Bread is my one true love. Being Bosnian I cannot imagine life without bread. I still vividly recall how thrilled I was to discover this amazing European style bakery.One summer morning found me pedaling madly down Gladstone so I could be there as the doors opened at 7am. I got there early! I hung about conspicuously watching Yael take out the recycling. Thankfully she took pity on me and sold me a loaf of bread before opening time. There is nothing more beautiful than biting into a warm, crusty loaf of bread right out of the bag you are carrying or tearing off bits and pieces as you walk home. Pure pleasure. It wasn’t until I started the blog that I had the chance to speak to Yael and Pat, the couple who owns the bakery, about their story and what brought them to Ottawa. My interview was with Pat.
When did you move to Ottawa?
We moved here from Montreal in 2008 to open the bakery. We have family here. I didn’t think Montreal was a big city having lived there for a lot of my life and coming here it felt like a town. In Ottawa there are tons of big city things with town mentality. They want to cultivate as much localness as possible. Ottawa was one of the forerunners in the local food scene. We got here and local food was already big here. It wasn’t in Montreal. The 100 mile thing was happening already.

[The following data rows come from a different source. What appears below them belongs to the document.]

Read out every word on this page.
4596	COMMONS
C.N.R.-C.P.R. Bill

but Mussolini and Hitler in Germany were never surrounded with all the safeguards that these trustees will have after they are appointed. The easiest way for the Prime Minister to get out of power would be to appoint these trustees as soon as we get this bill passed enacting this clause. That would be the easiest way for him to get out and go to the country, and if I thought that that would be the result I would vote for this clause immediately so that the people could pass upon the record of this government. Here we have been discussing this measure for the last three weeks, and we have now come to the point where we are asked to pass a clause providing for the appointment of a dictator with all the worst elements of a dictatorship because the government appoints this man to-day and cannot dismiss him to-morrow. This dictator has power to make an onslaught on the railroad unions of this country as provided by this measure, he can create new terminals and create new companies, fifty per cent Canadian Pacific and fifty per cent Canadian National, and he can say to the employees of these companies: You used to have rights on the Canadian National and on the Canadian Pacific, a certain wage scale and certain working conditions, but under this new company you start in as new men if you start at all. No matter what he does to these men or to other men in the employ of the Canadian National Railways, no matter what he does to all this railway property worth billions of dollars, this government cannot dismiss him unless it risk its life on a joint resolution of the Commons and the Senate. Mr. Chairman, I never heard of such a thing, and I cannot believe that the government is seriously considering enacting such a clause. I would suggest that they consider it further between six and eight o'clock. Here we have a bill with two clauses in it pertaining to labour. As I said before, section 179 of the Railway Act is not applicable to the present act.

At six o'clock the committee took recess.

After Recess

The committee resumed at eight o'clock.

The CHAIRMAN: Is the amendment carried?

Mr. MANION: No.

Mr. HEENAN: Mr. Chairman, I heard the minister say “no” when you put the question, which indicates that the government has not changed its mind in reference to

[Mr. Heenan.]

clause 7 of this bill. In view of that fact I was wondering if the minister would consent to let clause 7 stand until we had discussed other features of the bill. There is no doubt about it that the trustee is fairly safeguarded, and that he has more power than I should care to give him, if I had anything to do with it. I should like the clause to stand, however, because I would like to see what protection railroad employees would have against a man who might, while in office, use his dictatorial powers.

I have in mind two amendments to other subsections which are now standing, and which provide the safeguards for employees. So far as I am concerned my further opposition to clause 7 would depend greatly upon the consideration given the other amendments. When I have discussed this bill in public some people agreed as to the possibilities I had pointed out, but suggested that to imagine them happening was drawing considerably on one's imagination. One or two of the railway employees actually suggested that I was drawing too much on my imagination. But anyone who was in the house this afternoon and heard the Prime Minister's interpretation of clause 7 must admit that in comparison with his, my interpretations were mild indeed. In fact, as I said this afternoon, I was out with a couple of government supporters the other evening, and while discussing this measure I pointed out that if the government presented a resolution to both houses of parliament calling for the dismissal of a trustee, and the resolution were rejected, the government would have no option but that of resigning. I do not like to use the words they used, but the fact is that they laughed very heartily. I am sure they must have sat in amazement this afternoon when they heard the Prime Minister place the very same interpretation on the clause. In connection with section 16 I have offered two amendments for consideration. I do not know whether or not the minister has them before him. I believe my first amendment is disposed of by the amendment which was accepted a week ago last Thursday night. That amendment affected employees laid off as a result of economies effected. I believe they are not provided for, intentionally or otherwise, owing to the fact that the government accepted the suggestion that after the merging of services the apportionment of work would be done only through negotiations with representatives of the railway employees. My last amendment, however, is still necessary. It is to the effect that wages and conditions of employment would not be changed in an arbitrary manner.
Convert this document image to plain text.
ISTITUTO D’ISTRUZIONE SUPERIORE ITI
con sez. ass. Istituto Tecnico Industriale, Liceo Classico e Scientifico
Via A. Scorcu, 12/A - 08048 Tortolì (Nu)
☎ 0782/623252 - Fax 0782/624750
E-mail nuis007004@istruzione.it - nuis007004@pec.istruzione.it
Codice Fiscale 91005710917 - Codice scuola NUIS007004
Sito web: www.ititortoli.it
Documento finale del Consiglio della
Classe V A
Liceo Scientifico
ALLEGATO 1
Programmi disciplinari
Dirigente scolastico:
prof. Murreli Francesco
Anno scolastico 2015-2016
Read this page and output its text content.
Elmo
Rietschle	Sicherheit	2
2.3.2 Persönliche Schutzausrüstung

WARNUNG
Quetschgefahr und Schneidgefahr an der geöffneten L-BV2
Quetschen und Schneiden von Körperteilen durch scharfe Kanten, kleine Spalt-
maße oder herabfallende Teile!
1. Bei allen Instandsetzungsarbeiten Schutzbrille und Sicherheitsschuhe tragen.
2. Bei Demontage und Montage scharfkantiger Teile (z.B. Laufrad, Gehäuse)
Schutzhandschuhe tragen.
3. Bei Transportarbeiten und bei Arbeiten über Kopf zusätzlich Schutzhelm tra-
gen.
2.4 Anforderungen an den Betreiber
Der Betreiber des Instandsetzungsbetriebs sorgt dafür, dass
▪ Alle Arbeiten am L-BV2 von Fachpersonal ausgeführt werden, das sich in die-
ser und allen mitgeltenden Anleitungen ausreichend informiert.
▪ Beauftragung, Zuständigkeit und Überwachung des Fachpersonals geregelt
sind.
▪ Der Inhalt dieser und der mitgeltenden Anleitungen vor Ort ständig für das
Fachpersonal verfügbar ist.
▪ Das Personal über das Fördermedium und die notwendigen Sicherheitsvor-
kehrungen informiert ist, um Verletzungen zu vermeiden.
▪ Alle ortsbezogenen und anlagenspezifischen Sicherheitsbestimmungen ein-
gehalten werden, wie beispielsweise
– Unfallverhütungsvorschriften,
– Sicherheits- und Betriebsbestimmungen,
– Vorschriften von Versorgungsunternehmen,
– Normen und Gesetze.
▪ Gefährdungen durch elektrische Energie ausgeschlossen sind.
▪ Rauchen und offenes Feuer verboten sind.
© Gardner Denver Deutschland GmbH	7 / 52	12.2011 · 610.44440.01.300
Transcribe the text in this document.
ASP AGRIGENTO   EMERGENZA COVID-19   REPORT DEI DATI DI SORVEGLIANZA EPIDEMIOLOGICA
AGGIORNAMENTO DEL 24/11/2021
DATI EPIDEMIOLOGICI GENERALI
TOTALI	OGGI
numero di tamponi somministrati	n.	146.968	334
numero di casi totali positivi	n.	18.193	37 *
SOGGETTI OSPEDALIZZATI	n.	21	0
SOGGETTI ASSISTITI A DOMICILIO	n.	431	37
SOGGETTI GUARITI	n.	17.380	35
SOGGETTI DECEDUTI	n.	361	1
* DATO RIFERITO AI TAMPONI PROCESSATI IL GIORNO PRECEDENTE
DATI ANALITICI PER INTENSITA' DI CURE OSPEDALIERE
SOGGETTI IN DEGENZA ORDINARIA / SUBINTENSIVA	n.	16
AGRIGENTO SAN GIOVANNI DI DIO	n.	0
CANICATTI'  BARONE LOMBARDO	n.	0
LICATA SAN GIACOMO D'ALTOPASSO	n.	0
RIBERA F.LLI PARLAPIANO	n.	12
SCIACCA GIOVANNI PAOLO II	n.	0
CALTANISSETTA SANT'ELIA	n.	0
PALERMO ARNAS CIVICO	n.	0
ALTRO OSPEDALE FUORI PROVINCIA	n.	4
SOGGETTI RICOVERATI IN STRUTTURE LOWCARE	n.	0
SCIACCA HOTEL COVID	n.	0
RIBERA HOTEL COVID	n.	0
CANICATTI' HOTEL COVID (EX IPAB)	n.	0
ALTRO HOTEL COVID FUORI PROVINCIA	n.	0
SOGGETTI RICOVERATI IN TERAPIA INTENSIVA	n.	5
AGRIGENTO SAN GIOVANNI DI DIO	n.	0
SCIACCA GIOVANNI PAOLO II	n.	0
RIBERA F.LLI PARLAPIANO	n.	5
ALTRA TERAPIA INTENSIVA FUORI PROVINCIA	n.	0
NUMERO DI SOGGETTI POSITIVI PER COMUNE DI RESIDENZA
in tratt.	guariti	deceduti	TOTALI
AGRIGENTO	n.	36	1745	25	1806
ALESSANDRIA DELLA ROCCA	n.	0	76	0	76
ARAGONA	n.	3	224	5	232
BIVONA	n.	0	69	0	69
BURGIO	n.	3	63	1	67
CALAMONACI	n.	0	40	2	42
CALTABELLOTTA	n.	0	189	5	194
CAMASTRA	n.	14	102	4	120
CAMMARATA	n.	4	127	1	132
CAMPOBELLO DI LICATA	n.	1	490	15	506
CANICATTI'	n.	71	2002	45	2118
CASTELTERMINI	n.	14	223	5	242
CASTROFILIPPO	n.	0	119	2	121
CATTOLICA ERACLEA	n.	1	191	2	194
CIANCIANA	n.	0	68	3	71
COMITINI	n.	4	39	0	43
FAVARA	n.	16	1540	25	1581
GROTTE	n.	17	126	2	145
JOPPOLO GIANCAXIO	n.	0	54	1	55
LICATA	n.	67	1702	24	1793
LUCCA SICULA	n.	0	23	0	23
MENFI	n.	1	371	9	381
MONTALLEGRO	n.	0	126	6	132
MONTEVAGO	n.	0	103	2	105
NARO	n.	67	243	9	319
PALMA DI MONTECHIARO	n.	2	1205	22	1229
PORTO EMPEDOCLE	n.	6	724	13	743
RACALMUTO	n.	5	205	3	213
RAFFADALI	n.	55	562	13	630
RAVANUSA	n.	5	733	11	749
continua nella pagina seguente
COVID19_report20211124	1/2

We knew about it but it wasn’t a thing in Montreal yet.
How did you get into baking business?
I had worked for 10 years or so in high end restaurants doing everything and doing a lot of pastries towards the end and not liking it that much. Liking working with food but not liking the restaurant scene at all because it is so high stress. Yael had done some home baking and said ‘I think you would like baking’ and gave me the Bread Alone book. It’s always the book that I recommend to people. Now I would consider Tartine as well – the bakery is more interesting, more our style. I started baking at home and liked it and we had thought about opening a restaurant before. We were looking at the interior of BC and there was nowhere to learn how to bake bread like this. Yael had worked at Le Fromentier in Montreal so we moved back to Montreal. I applied to like 100 places to try and start baking. I didn’t speak French and I didn’t have any experience. Finally I got a job at Le Fromentier the second or third time I had been there. I worked really hard for over two years and advanced really quickly. I was lucky to have so many good teachers.
We were planning on heading out back west at first and at this point we had a son and we have family in Ottawa. It also seemed that there was nothing here in this European style of bread. The bread/pastry scene is still in its infancy. The good thing about the market though is that there are a lot of people that have travelled and a lot of Europeans.
What was it about bread that was so attractive?
I like that it is physical. I like working with my hands. It gives me a great sense of accomplishment to make something beautiful every day. I like that it’s transient, that someone will break that baguette and dunk it in soup, polish it off, and I get to do that all over again the next day. I like taking a pile of dry stuff and turning it into a really beautiful loaf. There’s science. There is so much I like. Everyday is different. Working with organic flour from bag to bag can change rapidly. We have to be able to adjust really fast and it keeps us on our toes. There wasn’t as much of that in my restaurant experience.
The hours are hard and for a long time I was working 10pm until 7am. My schedule now is 4am till noon. If I were to start over again I would start with the day schedule (the latter one mentioned). Interestingly enough it improved the bread – working with sourdough different environments encourage different tastes. A warm environment encourages a yogurty taste (lactic acid) and a cold environment encourages acetic acid. By changing the length of time we ferment the sourdough we can get a really good blend of lactic and acetic acid to have almost a balanced flavour.
Why own a bakery?
I always wanted to have my own place, to be the owner. Before I became the owner I didn’t really get what that entailed. I thought it was like ‘oh I will just be baking and making all the decisions’ but there is so much more I have to deal with. At times I have thought ‘wow if I could make the same amount of money and just go be a baker somewhere I would do it’. Paperwork and talking to the mill, the new year’s harvest, the last year’s harvest, them running out of things. As an owner it’s really nice interacting with customers. You get to see how important something as small as bread is to people. They are looking forward to it and they are happy.
Do you hire people have experience in baking?
I don’t like hiring people who have that much experience because it’s such a difference between Ontario and Quebec. Ontario is not a bread culture. The French heritage in Quebec is strong. There are bakeries that make breads similar to us everywhere in Quebec and everyone expects it. Something that is really fun as an owner, just being a local bakery, lots of who people come here consider themselves foodies but we also have a lot of customers that walk here because it is the local bakery and they don’t care, they just like our bread, they don’t know more about it than that. More than once people have come back from Paris and would say things like ‘you know I was in Paris and the bread wasn’t that good’ and I am like ‘YES!’ So without being super into it they have learned to evaluate it just by eating it.